This article was verified and edited for accuracy by Dr. Katie Grzyb, DVM.
So you can’t remember the last time you plucked a tick off your pup or flicked a flea off your feline. That’s great! But it doesn’t mean you can let down your guard when it comes to prevention.
Protecting your pets from parasites that bring discomfort and disease requires precision and persistence. Avoid these common mistakes to keep your pet healthy.
A study published in Preventive Veterinary Medicine in 2010 found that only 50 percent of pet parents visiting the vet in winter were using preventative flea and tick treatments compared to 85 percent in spring. But stopping treatment in winter is not a good idea.
“Only using flea and tick medicine in the summer puts your pet at risk of new or recurring problems,” says Dr. Neil Marrinan of Old Lyme Veterinary Hospital in Old Lyme, Conn., who notes that fleas can survive in winter and will hatch on any warm body they find.
Most ticks can survive the cold, too, says Dr. Cynthia Cox of the Massachusetts Society for the Prevention of Cruelty to Animals-Angell Animal Medical Center. “Even in 2015, when the Northeast was buried in snow, most ticks survived because the snow served to insulate them.”
Treat your cats and dogs year-round to keep ticks and fleas at bay.
“Not administering the product properly will, in most cases, result in the pet not getting adequate protection,” says Dr. Cox. “We recommend that people follow the directions carefully, and if they’re unsure of what they’re doing, to call their veterinarian for assistance.”
If you tend to forget your pet’s monthly topical treatment or oral medicine, for example, put reminders on your calendar at home and on your mobile device. Or try treating your pet on the same day every month to make it easier. For instance, the first day of the month or a date that's your favorite number.
“Alternating products month by month can reduce their efficacy,” Dr. Marrinan says. While it might be tempting to buy what is on sale at the pet supply store one month, stick to the same product—as long as it is working and your pet tolerates it well.
Consult your vet for the most appropriate and most cost-effective treatment.
Dosage is the most important factor for effective prevention, Dr. Cox says.
“Cat owners, for instance, should never apply a preventative marketed for dogs because the dosage could make a cat seriously ill, or even kill them,” she says.
Cat owners should apply only products intended for felines, and dog owners should apply only those marketed for canines, she stresses.
In addition to some products being appropriate for cats and others for dogs, treatment dosages are broken down within those categories by the size of the animal.

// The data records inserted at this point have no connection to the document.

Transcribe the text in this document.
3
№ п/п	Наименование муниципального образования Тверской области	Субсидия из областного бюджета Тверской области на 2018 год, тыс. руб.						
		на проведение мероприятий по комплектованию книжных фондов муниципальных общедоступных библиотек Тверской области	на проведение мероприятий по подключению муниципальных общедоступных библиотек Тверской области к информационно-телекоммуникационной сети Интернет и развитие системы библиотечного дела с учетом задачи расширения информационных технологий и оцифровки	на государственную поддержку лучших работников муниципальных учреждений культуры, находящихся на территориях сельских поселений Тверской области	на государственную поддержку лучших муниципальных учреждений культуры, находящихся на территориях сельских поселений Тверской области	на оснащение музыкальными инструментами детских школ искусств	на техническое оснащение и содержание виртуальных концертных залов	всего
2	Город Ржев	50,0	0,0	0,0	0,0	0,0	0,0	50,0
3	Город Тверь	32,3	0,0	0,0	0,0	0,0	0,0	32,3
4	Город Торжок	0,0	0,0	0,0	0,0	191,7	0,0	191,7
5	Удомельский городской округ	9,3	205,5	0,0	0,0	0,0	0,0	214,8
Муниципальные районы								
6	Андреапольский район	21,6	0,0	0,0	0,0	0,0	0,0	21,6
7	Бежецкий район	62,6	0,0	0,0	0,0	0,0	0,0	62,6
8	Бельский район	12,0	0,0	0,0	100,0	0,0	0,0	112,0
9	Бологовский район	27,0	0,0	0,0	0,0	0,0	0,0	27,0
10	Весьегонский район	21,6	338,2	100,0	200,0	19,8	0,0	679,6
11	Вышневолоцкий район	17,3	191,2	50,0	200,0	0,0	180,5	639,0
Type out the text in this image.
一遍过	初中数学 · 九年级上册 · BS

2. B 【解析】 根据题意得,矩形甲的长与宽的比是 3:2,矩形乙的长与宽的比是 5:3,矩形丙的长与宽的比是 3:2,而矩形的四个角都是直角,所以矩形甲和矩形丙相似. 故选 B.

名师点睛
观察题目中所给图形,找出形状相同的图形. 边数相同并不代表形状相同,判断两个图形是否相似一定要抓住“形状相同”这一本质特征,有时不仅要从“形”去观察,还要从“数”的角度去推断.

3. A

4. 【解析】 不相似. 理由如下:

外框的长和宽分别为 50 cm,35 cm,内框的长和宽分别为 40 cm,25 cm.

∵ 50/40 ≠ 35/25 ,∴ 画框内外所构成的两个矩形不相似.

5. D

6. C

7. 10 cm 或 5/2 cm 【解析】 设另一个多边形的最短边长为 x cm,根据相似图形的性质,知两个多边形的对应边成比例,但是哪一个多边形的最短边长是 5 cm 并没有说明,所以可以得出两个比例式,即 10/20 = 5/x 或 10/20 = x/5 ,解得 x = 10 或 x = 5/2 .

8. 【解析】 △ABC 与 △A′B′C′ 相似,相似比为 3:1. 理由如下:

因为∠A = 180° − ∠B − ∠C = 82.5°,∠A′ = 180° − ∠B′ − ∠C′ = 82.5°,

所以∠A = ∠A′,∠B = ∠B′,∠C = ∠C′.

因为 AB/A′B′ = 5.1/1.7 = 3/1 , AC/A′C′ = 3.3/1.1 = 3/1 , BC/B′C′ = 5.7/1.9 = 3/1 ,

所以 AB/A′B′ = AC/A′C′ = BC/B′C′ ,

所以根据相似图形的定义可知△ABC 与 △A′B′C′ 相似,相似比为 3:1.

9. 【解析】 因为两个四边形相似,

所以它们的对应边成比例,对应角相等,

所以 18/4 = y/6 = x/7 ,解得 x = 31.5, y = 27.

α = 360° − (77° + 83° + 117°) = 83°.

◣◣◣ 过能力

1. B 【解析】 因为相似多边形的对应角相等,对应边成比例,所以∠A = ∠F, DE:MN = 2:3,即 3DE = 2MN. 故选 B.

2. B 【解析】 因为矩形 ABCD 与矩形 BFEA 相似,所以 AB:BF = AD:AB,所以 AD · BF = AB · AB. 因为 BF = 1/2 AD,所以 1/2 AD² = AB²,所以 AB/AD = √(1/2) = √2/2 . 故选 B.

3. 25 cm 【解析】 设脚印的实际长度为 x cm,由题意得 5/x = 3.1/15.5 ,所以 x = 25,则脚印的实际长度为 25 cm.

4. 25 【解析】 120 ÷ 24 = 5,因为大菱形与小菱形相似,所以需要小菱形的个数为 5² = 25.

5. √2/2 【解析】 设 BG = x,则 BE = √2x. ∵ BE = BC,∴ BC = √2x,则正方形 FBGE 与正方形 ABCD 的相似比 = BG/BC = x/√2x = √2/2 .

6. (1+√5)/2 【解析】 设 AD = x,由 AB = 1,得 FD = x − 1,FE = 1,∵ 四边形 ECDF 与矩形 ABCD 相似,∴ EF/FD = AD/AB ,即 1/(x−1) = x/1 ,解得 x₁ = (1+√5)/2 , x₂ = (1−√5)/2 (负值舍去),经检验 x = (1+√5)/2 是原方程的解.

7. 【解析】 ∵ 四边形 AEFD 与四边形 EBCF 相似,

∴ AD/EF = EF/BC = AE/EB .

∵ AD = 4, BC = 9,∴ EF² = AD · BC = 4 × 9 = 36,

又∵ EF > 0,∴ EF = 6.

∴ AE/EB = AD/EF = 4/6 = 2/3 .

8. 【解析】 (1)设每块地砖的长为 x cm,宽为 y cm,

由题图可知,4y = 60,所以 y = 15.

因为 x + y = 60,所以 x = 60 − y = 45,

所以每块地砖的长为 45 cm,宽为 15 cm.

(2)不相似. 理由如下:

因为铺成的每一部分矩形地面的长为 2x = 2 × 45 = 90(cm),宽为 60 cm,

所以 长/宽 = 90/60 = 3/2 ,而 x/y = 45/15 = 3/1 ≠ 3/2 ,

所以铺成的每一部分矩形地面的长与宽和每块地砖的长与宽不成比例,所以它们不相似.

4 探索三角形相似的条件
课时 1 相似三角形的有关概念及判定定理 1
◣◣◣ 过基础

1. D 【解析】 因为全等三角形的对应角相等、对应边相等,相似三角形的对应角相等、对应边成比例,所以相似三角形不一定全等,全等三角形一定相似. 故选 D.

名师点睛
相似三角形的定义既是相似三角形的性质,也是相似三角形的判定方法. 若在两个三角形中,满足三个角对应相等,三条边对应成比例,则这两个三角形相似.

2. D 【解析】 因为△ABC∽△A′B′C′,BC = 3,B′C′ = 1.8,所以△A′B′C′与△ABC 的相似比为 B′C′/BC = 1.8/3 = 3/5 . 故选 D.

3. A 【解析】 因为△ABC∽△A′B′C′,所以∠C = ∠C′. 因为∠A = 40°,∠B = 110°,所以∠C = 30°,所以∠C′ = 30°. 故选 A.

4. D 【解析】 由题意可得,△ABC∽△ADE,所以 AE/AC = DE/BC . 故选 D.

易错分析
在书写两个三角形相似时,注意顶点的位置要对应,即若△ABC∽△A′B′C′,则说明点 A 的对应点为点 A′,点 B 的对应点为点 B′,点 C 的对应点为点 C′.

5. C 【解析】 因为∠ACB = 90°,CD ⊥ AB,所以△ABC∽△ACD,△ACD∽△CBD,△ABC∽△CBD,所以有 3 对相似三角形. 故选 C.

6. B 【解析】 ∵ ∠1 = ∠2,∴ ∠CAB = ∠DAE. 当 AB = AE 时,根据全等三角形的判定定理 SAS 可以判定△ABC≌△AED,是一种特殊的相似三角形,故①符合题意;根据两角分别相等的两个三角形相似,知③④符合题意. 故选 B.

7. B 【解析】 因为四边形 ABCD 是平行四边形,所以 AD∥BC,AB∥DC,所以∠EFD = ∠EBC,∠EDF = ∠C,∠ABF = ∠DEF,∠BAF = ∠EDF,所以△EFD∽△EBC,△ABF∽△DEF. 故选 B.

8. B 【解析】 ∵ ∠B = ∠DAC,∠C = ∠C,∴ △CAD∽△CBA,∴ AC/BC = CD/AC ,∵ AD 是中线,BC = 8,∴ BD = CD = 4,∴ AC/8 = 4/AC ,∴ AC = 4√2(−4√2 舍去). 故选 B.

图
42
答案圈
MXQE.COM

Don’t assume your indoor cat can’t get fleas or ticks from your dog just because you treat the dog. Fleas and ticks can come into your house a number of ways, including on your own body or clothes. Your yard, neighborhood, and the animals that live there are likely hosts.

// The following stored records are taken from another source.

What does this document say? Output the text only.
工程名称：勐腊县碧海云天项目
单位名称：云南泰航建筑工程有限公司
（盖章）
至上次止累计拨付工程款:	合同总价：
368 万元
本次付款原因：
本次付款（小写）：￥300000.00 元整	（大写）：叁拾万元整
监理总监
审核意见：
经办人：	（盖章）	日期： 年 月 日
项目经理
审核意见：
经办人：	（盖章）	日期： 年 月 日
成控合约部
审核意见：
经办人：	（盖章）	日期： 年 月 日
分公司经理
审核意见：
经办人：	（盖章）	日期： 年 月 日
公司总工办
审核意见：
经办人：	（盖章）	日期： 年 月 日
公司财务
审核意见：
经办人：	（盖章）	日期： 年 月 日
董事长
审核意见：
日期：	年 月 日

“Using treatments smartly and protecting all the pets in a home can prevent flea problems in homes near wildlife or in neighborhoods where other animals are unprotected,” Dr. Marrinan says.
Ticks carry a variety of infections that can sicken your pet and veterinary medicine currently has a vaccine for only one of them: Lyme disease. Even if your dog is vaccinated for Lyme, he still needs preventive tick treatment year-round, Dr. Marrinan stresses. And always bring your pet to the vet if you suspect tick-borne illness.
“We are seeing a rise in once-exotic tick-borne illnesses, such as Rocky Mountain Spotted Fever, so if a pet is exhibiting symptoms of lethargy, fatigue, loss of appetite, joint pain, etc., owners should bring them in for an exam, Dr. Cox says. “And be sure to tell your veterinarian if you pet has been spending time outside or, especially, in a heavily wooded area.”
Luckily, protecting pets from fleas and ticks is easier than ever. There are several options available: from monthly oral medicines given as treats, to topical liquids applied at your dog’s shoulders or cat’s head monthly, to time-release collars that last several months. And ensuring consistent preventative treatment is the responsibility of not just pet parents but vets as well.
According to the authors of an article for the National Center for Biotechnology Information, “There is clearly a need for the veterinary profession to be more pro-active in communicating the risks of parasitism and benefits of preventive medications to clients.”
When it comes to protecting our pets from parasites, vets and pet parents are in it together.